Op basis van gegevens uit in-vitro-onderzoeken kan avanafil werken als een BCRP-remmer bij klinisch relevante concentraties.
Bij klinisch relevante concentraties werkt avanafil niet als een remmer van OATP1B1, OATP1B3, OCT1, OCT2, OAT1, OAT3 en BSEP.
Het effect van avanafil op andere transporters is niet bekend.
Riociguat
Preklinische studies hebben een aanvullend systemisch bloeddrukverlagend effect aangetoond wanneer PDE5-remmers in combinatie met riociguat worden ingenomen. In klinische onderzoeken is aangetoond dat riociguat de hypotensieve effecten van PDE5-remmers verhoogt. In de onderzochte populatie was er geen bewijs van een gunstig klinisch effect na gebruik van de combinatie Gelijktijdig gebruik van riociguat met PDE5-remmers, waaronder avanafil, is gecontra-indiceerd (zie rubriek 4.3).
04.6 Zwangerschap en borstvoeding
Zwangerschap
Spedra is niet geïndiceerd voor gebruik bij vrouwen.
Er zijn geen gegevens over het gebruik van avanafil bij zwangere vrouwen Dierstudies wijzen niet op directe of indirecte schadelijke effecten met betrekking tot zwangerschap, embryonale/foetale ontwikkeling, bevalling of postnatale ontwikkeling (zie rubriek 5.3).
Voedertijd
Er zijn geen gegevens over het gebruik van avanafil tijdens borstvoeding.
Vruchtbaarheid
Er was geen effect op de beweeglijkheid of morfologie van het sperma na eenmalige orale toediening van 200 mg avanafil bij gezonde vrijwilligers.
Er zijn momenteel geen gegevens over spermatogenese bij gezonde volwassen mannen en volwassen mannen met milde erectiestoornissen.
04.7 Beïnvloeding van de rijvaardigheid en het vermogen om machines te bedienen
Spedra heeft geringe effecten op de rijvaardigheid of op het vermogen om machines te bedienen.
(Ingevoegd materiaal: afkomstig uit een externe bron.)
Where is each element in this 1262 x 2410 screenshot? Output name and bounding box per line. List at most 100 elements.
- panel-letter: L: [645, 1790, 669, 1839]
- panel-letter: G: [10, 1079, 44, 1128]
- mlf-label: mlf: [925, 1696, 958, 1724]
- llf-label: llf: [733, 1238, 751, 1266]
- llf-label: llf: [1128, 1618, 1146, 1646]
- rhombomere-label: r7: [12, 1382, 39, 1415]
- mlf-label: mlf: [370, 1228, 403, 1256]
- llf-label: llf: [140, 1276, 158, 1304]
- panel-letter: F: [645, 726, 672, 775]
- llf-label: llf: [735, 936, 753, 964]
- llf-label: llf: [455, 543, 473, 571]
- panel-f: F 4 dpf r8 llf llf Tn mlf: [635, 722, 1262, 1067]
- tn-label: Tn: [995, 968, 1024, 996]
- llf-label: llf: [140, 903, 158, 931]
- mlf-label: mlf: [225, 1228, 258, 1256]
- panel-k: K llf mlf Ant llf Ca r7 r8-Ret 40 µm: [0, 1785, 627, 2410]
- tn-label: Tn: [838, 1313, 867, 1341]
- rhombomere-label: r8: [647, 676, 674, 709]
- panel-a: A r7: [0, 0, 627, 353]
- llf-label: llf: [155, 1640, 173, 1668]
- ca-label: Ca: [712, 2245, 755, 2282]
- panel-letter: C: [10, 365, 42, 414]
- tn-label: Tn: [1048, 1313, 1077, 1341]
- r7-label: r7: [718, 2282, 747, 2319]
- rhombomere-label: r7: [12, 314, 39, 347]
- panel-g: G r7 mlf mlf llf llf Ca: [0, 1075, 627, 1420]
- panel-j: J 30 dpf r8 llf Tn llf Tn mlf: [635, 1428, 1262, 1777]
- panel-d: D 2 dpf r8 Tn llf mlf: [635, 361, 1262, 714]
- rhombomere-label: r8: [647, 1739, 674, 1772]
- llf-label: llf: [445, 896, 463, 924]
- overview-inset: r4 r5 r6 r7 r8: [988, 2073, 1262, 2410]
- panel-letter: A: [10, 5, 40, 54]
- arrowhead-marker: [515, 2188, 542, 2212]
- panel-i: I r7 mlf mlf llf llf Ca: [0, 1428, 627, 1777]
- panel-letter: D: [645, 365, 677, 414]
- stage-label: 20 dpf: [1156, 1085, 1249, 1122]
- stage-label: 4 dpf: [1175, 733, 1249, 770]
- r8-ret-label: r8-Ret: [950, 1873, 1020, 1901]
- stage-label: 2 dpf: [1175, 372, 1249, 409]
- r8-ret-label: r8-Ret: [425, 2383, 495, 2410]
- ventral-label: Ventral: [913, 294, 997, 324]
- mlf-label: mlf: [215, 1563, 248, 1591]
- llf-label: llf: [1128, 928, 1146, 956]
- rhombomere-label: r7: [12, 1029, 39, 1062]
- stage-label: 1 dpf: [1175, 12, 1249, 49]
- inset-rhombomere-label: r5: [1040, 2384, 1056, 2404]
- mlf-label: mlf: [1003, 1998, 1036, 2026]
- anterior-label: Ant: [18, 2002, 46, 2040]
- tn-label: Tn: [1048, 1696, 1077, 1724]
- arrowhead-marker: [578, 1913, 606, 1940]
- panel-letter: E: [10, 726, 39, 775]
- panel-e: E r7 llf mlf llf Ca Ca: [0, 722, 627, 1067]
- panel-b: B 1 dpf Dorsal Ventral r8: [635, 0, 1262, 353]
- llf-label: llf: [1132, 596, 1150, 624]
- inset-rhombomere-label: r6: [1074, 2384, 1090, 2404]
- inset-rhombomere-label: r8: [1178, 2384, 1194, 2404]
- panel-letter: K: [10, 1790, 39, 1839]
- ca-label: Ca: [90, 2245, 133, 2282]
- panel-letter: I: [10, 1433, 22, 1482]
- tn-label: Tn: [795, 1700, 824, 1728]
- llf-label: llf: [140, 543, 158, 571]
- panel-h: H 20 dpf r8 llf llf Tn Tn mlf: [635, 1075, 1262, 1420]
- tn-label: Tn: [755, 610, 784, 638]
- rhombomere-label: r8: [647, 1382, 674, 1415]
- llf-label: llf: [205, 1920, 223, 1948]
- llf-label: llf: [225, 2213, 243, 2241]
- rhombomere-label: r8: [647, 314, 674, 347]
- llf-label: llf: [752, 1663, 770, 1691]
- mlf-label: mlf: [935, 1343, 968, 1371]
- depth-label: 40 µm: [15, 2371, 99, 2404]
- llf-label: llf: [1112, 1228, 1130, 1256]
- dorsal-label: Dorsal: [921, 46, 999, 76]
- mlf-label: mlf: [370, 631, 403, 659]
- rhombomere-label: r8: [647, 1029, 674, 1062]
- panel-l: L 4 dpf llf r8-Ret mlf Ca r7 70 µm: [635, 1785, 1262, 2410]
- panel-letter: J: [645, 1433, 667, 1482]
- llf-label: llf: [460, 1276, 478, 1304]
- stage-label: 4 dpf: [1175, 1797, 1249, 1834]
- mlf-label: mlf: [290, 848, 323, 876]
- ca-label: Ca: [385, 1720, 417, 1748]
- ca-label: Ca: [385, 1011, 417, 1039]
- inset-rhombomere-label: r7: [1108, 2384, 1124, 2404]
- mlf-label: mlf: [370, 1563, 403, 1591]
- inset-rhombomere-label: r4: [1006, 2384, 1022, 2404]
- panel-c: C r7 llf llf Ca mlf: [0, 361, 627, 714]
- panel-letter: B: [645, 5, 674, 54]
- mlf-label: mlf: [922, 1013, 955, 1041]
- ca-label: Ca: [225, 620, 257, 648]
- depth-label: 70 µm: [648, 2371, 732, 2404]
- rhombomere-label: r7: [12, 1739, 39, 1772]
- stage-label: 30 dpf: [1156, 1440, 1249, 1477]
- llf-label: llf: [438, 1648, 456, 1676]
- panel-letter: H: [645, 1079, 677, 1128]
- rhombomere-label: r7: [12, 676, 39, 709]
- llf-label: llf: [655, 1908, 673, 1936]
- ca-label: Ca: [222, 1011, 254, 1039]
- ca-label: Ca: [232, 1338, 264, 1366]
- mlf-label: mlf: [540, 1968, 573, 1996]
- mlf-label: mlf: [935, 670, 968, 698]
Aangezien duizeligheid en gezichtsstoornissen zijn gemeld in klinische onderzoeken met avanafil, moeten patiënten zich bewust zijn van hun reactie op Spedra voordat ze gaan autorijden of machines bedienen.
04.8 Bijwerkingen
Samenvatting van het veiligheidsprofiel
Het veiligheidsprofiel van Spedra is gebaseerd op 2436 proefpersonen die tijdens het klinische ontwikkelingsprogramma zijn blootgesteld aan avanafil. De meest voorkomende bijwerkingen die in klinische onderzoeken werden gemeld, waren hoofdpijn, blozen, verstopte neus en sinussen en rugpijn. Algemene bijwerkingen en bijwerkingen voor met avanafil behandelde proefpersonen kwamen vaker voor bij proefpersonen met een normale body mass index (BMI)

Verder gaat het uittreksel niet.